Visual edits regenerate clean Mermaid code as you drag and rename, so you can turn this into your actual runbook by just editing the diagram in the editor.
Mermaid code
Copy it anywhere Mermaid is supported — GitHub, Notion, or your docs.
flowchart TD
A[Write migration script] --> B[Run on dev environment]
B --> C{Tests pass?}
C -->|No| D[Fix migration]
D --> B
C -->|Yes| E[Run on staging]
E --> F{Data integrity OK?}
F -->|No| G[Debug schema]
G --> D
F -->|Yes| H[Notify on-call team]
H --> I[Schedule maintenance window]
I --> J[Create database backup]
J --> K[Run on production]
K --> L{Migration succeeded?}
L -->|No| M[Restore from backup]
M --> N[Investigate failure]
L -->|Yes| O[Verify with read queries]
O --> P{Data correct?}
P -->|No| Q[Rollback]
Q --> M
P -->|Yes| R[Monitor for issues]
R --> S[Close migration ticket]
Frequently asked questions
- Why do database migrations require this many steps?
- Because a failed migration can take your entire service offline for hours. Each step — dev, staging, backup, verification — exists to catch breakage before it reaches customers. The rollback path is explicitly drawn because not planning for failure is how you end up at 3 AM without a restore plan.

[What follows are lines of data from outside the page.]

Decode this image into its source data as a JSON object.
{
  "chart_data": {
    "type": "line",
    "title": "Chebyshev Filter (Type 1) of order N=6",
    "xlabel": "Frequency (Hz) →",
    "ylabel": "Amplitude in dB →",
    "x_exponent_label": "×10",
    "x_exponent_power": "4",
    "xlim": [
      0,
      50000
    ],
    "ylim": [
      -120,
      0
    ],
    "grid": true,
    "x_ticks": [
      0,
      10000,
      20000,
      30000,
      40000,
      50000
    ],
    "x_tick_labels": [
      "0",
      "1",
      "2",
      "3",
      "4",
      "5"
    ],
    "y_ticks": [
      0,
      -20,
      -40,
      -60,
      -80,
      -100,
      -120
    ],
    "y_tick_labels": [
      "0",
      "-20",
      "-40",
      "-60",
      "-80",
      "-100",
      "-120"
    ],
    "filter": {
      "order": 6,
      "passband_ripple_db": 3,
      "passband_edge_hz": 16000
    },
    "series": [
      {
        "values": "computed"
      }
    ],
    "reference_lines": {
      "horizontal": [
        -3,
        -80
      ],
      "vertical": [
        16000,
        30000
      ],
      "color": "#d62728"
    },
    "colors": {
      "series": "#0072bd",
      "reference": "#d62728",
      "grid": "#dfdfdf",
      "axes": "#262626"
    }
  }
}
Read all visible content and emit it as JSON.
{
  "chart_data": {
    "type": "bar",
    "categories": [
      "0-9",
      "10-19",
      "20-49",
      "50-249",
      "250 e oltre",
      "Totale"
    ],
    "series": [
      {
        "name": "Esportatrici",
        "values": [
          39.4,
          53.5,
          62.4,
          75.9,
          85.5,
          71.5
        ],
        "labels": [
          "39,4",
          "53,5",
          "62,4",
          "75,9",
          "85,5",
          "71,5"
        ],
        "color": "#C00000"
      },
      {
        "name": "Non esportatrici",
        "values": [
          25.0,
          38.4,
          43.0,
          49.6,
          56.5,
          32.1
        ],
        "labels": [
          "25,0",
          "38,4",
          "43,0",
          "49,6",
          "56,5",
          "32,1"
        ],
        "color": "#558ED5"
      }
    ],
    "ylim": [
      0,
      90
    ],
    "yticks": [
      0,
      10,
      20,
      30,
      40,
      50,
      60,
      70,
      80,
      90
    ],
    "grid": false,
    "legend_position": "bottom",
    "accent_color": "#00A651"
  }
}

- What should a database backup step include?
- A full snapshot of all tables, indexes, and constraints, taken immediately before the migration runs. Test the restore on a separate instance to confirm it works — a backup you can't restore is worse than no backup. Most teams use cloud provider snapshots, WAL backups, or logical dumps depending on database size and RTO.
- How long should I wait after a production migration before considering it safe?
- Monitor for at least 30 minutes of normal traffic to catch edge cases your staging tests missed — for example, queries that were slow but didn't fail, or race conditions in application code that only show up under production load. High-transaction databases need longer; low-traffic systems can move faster.
- When should I roll back a production migration?
- If post-deployment queries return wrong data, if error rates spike after cutover, or if the migration itself took longer than your maintenance window allowed. Rollback is your circuit breaker — faster to restore and re-plan than to chase issues in a corrupted state.